I see clearly my system is easy. Problem is, manual on this page in too thin. Now working three days with this- without result.

If anyone have more information, please help me. 1, how to force add this "br0", 2, any ideas what is wrong and 3, if know step by step "how to build bridged openvpn using access server"... Building is easy, but this openvpnsite is as long list. And most important lines removed. I am extremely sure this all is easy, but... eg. "how to build br0".

krazeh · May 28, 2020, 12:56pm

Do you actually need both networks connected via a layer 2 bridge? Are you doing anything with the networks that can't be achieved by a layer 3 site-to-site connection?

TqB · May 28, 2020, 2:23pm

Not familiar with "layer2" and "layer3".

Access server needed reason later I will add more sites and even portable sites (laptop on the travel)
Sites ip dynamic. Aggressively dynamic reason mobile (4G). Not possible get static ip. So Access Server needed: cloud, static ip.

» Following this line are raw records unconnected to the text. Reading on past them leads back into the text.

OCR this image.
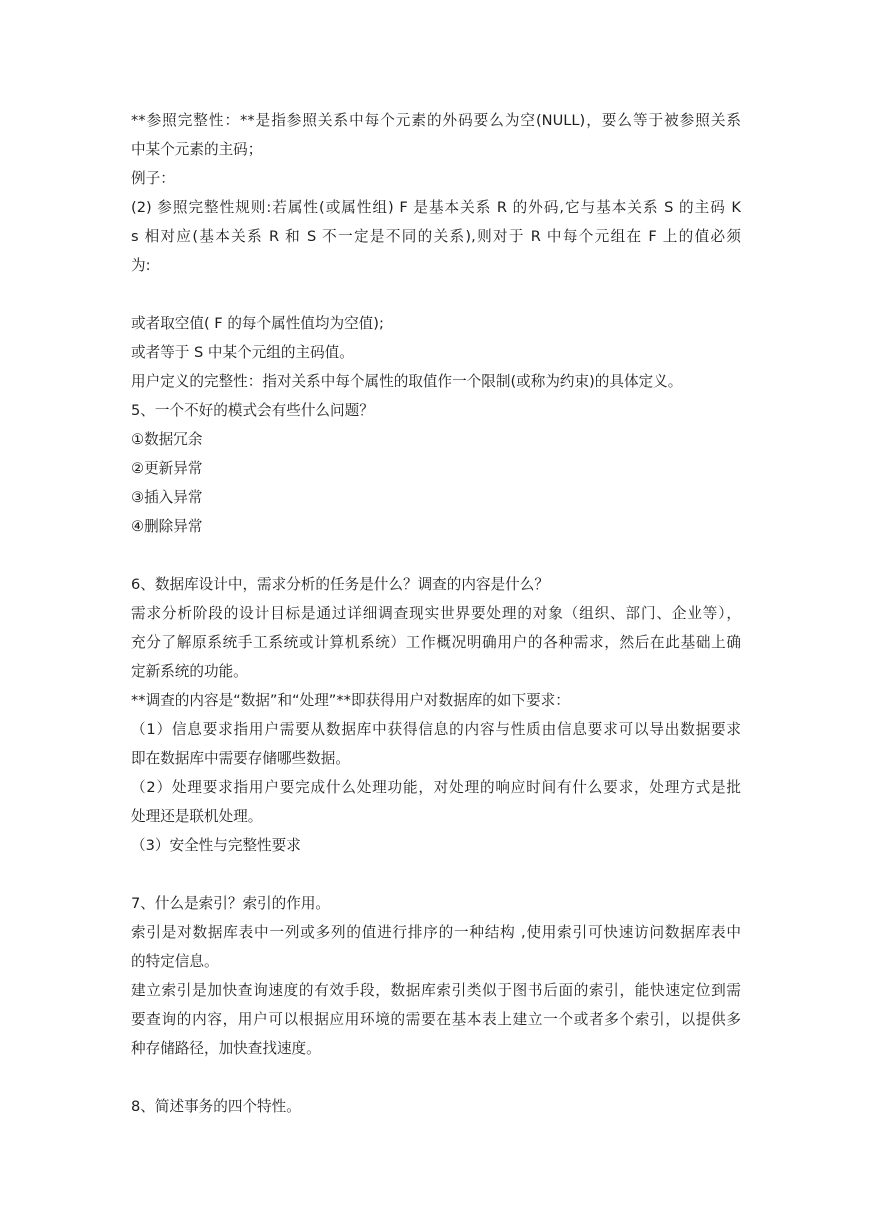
**参照完整性：**是指参照关系中每个元素的外码要么为空(NULL)，要么等于被参照关系
中某个元素的主码；
例子：
(2) 参照完整性规则:若属性(或属性组) F 是基本关系 R 的外码,它与基本关系 S 的主码 K
s 相对应(基本关系 R 和 S 不一定是不同的关系),则对于 R 中每个元组在 F 上的值必须
为:
或者取空值( F 的每个属性值均为空值);
或者等于 S 中某个元组的主码值。
用户定义的完整性：指对关系中每个属性的取值作一个限制(或称为约束)的具体定义。
5、一个不好的模式会有些什么问题？
①数据冗余
②更新异常
③插入异常
④删除异常
6、数据库设计中，需求分析的任务是什么？调查的内容是什么？
需求分析阶段的设计目标是通过详细调查现实世界要处理的对象（组织、部门、企业等），
充分了解原系统手工系统或计算机系统）工作概况明确用户的各种需求，然后在此基础上确
定新系统的功能。
**调查的内容是“数据”和“处理”**即获得用户对数据库的如下要求：
（1）信息要求指用户需要从数据库中获得信息的内容与性质由信息要求可以导出数据要求
即在数据库中需要存储哪些数据。
（2）处理要求指用户要完成什么处理功能，对处理的响应时间有什么要求，处理方式是批
处理还是联机处理。
（3）安全性与完整性要求
7、什么是索引？索引的作用。
索引是对数据库表中一列或多列的值进行排序的一种结构 ,使用索引可快速访问数据库表中
的特定信息。
建立索引是加快查询速度的有效手段，数据库索引类似于图书后面的索引，能快速定位到需
要查询的内容，用户可以根据应用环境的需要在基本表上建立一个或者多个索引，以提供多
种存储路径，加快查找速度。
8、简述事务的四个特性。
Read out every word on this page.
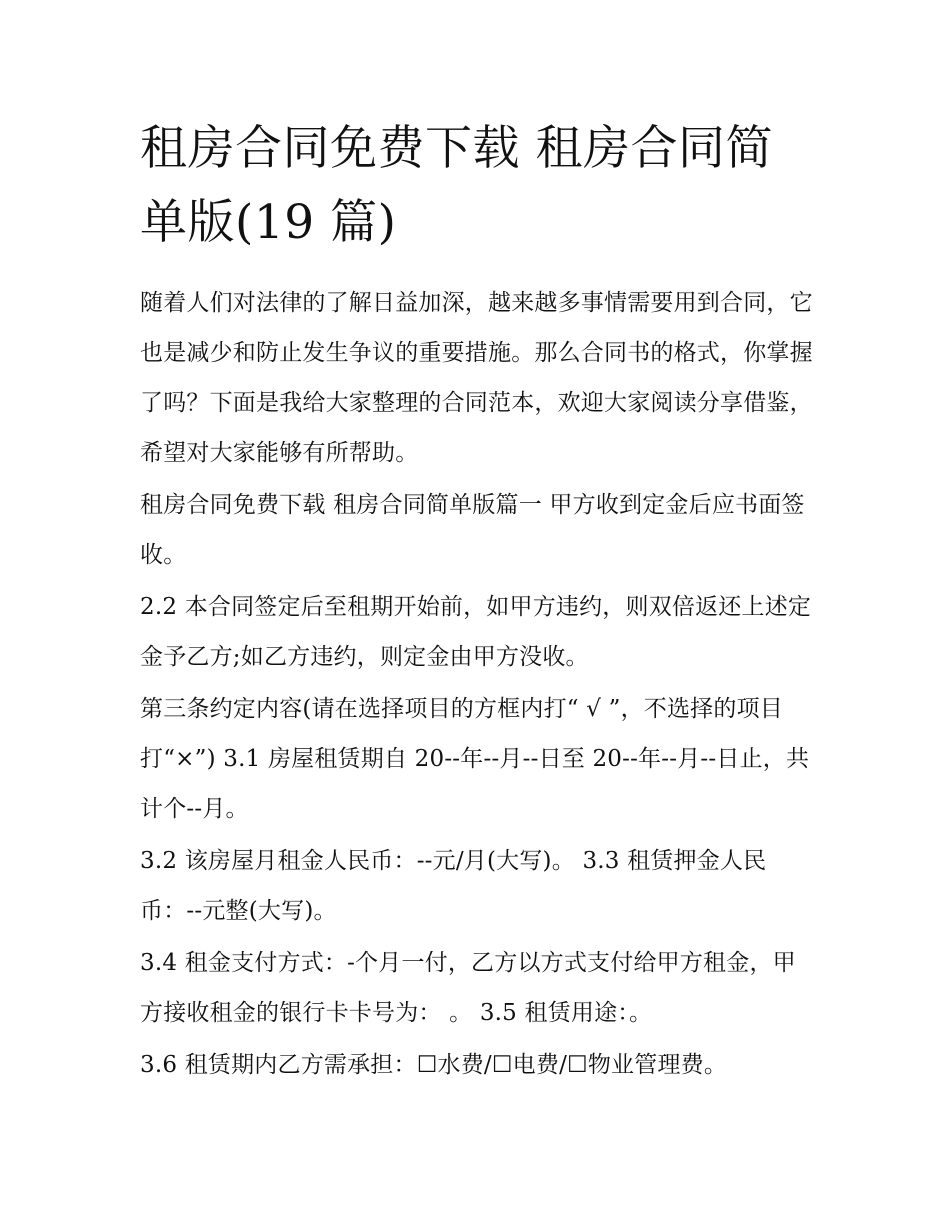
租房合同免费下载 租房合同简单版(19 篇)

随着人们对法律的了解日益加深，越来越多事情需要用到合同，它也是减少和防止发生争议的重要措施。那么合同书的格式，你掌握了吗？下面是我给大家整理的合同范本，欢迎大家阅读分享借鉴，希望对大家能够有所帮助。

租房合同免费下载 租房合同简单版篇一 甲方收到定金后应书面签收。

2.2 本合同签定后至租期开始前，如甲方违约，则双倍返还上述定金予乙方;如乙方违约，则定金由甲方没收。

第三条约定内容(请在选择项目的方框内打“ √ ”，不选择的项目打“×”) 3.1 房屋租赁期自 20--年--月--日至 20--年--月--日止，共计个--月。

3.2 该房屋月租金人民币：--元/月(大写)。 3.3 租赁押金人民币：--元整(大写)。

3.4 租金支付方式：-个月一付，乙方以方式支付给甲方租金，甲方接收租金的银行卡卡号为： 。 3.5 租赁用途：。

3.6 租赁期内乙方需承担：☐水费/☐电费/☐物业管理费。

ulmwind · May 28, 2020, 2:41pm

Your link is about OpenVPN Access Server, it is not pure OpenVPN-server. So see initially difference between 'tap' and 'tun' interfaces.

krazeh · May 28, 2020, 3:07pm

Are you happy with the two networks remaining separate as 10.15.0.0/22 and 10.16.0.0/22? If so then you don't need a layer 2 bridge which makes things a little less complicated.

Do you have a static IP for either of the current sites? If not, can you set up a hostname and dynamic DNS to update it?